確かに、その経験のおかげで強くもなった。

色々な大事なことにも気づいた。物事の捉え方も変わった。

グリーフの過程についても知ることとなったので自分の状態を客観的に見ることもできる(と思う)。

しかし、だからといって辛い感情そのものを感じないというわけではない

先日、車を売ることになった。

6年前の入院中にうちに来た車だ。

車というものそのものには興味がないのだが、

6年前から私たち家族のことをいっぱい見ている思い出の詰まった車を

心の準備がほとんどできないまま突然売ることになってしまい、家族と別れたような気持ちになった。

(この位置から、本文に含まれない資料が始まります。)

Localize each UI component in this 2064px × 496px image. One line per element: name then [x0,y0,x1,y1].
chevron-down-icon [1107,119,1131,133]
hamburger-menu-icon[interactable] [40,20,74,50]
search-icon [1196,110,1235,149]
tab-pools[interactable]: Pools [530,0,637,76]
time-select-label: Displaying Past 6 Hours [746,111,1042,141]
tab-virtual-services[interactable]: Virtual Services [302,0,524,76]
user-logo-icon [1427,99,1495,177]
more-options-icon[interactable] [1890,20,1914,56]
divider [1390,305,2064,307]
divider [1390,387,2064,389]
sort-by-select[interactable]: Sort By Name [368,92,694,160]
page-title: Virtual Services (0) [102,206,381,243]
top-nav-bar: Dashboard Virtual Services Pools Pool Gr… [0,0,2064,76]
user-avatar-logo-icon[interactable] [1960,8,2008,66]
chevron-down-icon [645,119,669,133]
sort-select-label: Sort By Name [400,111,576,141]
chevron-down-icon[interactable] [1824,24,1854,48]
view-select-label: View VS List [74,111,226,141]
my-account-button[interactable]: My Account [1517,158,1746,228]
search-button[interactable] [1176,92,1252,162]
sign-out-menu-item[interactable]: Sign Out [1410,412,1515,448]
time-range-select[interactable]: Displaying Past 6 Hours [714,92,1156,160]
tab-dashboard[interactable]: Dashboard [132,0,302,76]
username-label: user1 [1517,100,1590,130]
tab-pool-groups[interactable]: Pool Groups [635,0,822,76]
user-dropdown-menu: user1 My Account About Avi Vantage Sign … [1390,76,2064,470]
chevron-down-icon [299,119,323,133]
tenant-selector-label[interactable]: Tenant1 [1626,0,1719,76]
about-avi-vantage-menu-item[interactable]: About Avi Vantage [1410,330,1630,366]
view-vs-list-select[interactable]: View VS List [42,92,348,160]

今もちょっと気分が落ち込んでいるし、昨日の夜は1時間ほども布団の中で泣いてしまった。

車に色々と投影しているのかもしれない。
他のものは割りとポンポン捨てることができる性格なのだが、

「家」と「車」に関しては昔から別れが辛くなる。
私だけのものではなく、家族、生活に密着しているものだし、

日々楽しかったり悲しかったり、嬉しかったりする自分を支えてくれたものだからなのか。

思い出が詰まったものとの別れは本当に辛い。

小3の時も車を買い替えるときに泣いた記憶があるし、

高校に入る前にそれまで住んでいた家を壊して新築にするときも泣いたのだ。

いい車だったから手放すのが辛い、というのではなく、それがボロボロだったとしても辛いのだ。

どんな状態であれ、愛着があったものだから。

今もこれを書きつつ涙をこらえている。

こういうときは我慢せずに泣いたらいい。

「私のケースは死別じゃなくてただの失恋だから大したことない。」

「人が亡くなったわけじゃない、まだマシと考えよう。」

このように死別以外の喪失体験をした人の中には悲しみを過小評価し、

辛さを我慢してしまうこともあるのではないだろうか。

我慢せずに、泣いたらいいし、信頼できる人に話してらくになったらいい。

1台の車との別れがこんなに辛い管理人でした。

 

昨年2018年のスピリチュアルケア研修(pscc)での気づきの一つ。

私はディズニーの映画「インサイド・ヘッド」に出てくる
カナシミだったのかもしれないということ。

普段から色々と感情が動いてしまう。

最近は切り替えが早くなったでしょうか。

死別以外にも辛い別れはいっぱいありますし、

死別以外の悲嘆の苦しみも大きくて深いです。